Şimdi ara sıra hükümet yanlısı basın tarafından ısıtılıp zamanı gelince rafa kaldırılan bir konu var; sokak köpekleri sorunu. Bir bakıyorsunuz her gün bir sokak köpeği haberi. Isırılan çocuklar, parça parça olmuş insanlar. Geçen bir de resim koymuşlar, çocuğu alnından ısırmış köpek. Birisi de çıkıp sormuyor, bu hayvan timsah mı? Çocuğun alnı köpeğin ağzına nasıl sığmış diye. Şu günlerde konu yine tencereye kondu, altına ocak yakıldı. İşin aslını bilmesek bu köpekler İsrail'den beter katliam yapıyor diyeceğiz.
Biz köpek konusunu önceden yazmıştık. Ayrıntıya girmeyeceğiz. Ama biliyoruz ki birkaç sıradan olay dışında büyütülecek bir sorun değil. İnsanlar biraz dikkat etseler, vahşi köpeklerini sağa sola hava atmak için insanların arasında dolaştırmasalar mesele kalmayacak.

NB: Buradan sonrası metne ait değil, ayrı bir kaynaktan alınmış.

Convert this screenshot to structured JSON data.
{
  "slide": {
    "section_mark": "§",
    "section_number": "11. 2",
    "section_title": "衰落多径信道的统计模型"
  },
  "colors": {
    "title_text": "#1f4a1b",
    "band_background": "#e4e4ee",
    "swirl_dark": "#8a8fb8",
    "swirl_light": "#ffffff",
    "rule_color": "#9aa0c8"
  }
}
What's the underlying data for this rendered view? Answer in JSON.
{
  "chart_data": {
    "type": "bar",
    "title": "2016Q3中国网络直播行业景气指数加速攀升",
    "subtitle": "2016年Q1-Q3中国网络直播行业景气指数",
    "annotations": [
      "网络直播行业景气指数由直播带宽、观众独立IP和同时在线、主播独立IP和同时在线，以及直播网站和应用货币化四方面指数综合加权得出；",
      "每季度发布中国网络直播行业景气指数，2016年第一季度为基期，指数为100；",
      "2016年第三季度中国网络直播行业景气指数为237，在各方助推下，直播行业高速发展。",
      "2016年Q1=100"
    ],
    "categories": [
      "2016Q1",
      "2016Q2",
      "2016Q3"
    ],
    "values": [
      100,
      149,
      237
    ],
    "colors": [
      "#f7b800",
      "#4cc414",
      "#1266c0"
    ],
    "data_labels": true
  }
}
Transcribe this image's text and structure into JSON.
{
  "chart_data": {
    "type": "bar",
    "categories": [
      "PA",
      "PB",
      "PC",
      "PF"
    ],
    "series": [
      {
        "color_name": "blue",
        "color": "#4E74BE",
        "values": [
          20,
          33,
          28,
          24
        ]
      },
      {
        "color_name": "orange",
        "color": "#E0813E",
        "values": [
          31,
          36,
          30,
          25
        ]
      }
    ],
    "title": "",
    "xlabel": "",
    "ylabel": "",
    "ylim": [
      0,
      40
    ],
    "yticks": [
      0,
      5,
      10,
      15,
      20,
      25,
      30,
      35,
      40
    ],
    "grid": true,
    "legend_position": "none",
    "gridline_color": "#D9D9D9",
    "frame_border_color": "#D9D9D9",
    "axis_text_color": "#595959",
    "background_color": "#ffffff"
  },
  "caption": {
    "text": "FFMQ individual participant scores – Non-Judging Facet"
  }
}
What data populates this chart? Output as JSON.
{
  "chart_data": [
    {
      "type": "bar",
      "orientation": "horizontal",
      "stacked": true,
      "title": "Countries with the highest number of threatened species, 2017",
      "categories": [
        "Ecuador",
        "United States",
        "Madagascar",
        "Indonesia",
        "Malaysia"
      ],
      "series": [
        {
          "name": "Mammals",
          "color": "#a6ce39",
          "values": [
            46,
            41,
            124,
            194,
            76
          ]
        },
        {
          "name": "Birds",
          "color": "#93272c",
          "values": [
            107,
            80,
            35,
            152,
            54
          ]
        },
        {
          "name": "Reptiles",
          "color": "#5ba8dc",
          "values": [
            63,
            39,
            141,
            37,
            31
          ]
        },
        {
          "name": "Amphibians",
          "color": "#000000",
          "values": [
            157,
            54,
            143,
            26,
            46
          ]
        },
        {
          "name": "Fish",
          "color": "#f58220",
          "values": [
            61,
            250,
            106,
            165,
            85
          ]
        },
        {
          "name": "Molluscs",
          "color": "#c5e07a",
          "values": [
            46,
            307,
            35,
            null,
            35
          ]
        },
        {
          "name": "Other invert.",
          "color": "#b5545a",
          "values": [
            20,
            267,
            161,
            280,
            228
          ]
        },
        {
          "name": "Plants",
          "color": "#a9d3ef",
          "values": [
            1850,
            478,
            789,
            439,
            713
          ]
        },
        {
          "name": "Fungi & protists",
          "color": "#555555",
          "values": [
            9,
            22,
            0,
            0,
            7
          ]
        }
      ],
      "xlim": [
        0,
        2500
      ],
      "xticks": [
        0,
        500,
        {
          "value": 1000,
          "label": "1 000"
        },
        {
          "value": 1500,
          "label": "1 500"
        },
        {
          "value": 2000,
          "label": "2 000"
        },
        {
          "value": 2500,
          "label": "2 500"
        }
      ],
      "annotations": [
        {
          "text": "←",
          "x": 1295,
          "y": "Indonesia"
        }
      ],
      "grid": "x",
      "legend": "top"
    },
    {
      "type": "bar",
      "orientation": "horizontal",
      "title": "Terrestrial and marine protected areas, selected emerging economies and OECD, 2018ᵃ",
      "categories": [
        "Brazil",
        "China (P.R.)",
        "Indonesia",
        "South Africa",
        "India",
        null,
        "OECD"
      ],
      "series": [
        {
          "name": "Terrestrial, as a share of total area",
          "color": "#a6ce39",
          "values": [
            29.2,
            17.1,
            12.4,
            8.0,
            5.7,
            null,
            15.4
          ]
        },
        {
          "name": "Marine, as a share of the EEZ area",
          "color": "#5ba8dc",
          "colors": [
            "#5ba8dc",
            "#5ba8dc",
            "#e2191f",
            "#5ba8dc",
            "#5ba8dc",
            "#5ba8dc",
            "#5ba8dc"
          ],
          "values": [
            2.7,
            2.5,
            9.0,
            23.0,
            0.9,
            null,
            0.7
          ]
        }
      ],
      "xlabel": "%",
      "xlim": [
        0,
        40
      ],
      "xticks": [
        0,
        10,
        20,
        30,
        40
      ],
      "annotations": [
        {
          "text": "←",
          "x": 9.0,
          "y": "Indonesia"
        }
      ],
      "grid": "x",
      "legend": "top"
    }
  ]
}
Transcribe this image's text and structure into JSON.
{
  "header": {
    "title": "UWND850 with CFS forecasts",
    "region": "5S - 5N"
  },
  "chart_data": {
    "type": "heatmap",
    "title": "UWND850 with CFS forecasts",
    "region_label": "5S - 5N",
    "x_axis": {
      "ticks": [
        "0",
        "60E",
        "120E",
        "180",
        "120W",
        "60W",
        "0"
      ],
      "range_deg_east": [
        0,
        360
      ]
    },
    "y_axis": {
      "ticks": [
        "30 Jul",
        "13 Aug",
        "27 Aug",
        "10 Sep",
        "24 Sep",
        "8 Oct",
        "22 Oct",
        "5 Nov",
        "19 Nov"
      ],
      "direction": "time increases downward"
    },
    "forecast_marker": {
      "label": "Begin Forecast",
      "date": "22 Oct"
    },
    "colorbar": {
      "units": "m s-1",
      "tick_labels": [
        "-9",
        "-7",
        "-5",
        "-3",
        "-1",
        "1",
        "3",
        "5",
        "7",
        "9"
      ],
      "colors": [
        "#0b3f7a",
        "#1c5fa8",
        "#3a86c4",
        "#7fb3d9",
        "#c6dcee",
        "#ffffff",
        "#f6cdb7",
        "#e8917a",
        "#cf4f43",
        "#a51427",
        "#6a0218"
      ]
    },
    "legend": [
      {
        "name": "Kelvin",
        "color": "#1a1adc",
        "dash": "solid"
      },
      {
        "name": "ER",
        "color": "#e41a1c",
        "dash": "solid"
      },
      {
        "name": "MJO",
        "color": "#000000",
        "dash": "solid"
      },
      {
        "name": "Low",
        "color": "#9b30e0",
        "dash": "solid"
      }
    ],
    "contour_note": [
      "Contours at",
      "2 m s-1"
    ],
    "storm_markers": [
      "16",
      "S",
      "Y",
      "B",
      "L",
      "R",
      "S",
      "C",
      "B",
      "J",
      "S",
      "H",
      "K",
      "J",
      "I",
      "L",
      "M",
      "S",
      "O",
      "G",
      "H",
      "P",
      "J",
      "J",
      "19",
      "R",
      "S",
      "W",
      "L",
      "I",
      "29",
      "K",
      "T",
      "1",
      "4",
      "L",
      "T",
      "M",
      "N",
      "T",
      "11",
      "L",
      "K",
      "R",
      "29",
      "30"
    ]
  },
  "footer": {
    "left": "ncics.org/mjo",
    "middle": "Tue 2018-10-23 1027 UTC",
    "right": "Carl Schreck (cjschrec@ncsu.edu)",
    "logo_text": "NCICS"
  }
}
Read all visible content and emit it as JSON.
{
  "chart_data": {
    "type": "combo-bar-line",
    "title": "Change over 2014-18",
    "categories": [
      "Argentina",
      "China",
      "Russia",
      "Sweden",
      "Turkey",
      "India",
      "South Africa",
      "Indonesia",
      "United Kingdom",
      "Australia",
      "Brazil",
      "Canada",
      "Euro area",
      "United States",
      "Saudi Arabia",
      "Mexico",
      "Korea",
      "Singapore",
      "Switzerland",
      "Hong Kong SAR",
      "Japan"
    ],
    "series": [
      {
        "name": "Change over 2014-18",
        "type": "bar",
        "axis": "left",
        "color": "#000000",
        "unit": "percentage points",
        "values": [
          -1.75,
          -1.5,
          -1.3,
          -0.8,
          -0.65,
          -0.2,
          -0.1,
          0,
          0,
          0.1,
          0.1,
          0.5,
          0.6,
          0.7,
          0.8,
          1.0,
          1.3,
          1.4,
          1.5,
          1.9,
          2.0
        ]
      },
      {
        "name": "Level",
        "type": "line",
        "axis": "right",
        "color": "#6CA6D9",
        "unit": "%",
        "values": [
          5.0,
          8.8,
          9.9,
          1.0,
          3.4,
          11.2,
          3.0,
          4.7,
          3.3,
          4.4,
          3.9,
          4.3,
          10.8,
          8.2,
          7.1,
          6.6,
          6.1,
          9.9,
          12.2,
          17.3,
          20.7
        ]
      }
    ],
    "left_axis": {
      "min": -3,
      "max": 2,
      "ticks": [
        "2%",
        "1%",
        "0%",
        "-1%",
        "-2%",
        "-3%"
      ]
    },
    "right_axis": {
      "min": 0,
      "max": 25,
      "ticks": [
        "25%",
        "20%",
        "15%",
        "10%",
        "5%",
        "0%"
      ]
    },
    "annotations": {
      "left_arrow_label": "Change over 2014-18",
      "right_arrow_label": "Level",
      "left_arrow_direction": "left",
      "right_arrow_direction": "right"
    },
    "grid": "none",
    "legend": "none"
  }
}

Ancak işin içine hükümet de girdi; sokak köpekleri sorununa bir çözüm bulacağız diye beyanatlar veriyorlar. Hatta bir siyasi daha da ileri gitti, 1932 yılında Atatürk zamanında çıkan bir kanundan söz ederek tüm sokak köpeklerinin itlaf edilmesini önerdi.
Tabi biz bunlara gülüp geçiyoruz.Ama anlayamadığımız bir şey var, hayvansever süslü teyzeler başta olmak üzere milletin çoğunluğunun tepkisini çekecek bu öneriler neden yapılıyor. Çoğunluğun farkında bile olmadığı sokak köpekleri konusu neden ara ara gündem yapılıyor. Bakalım, göreceğiz.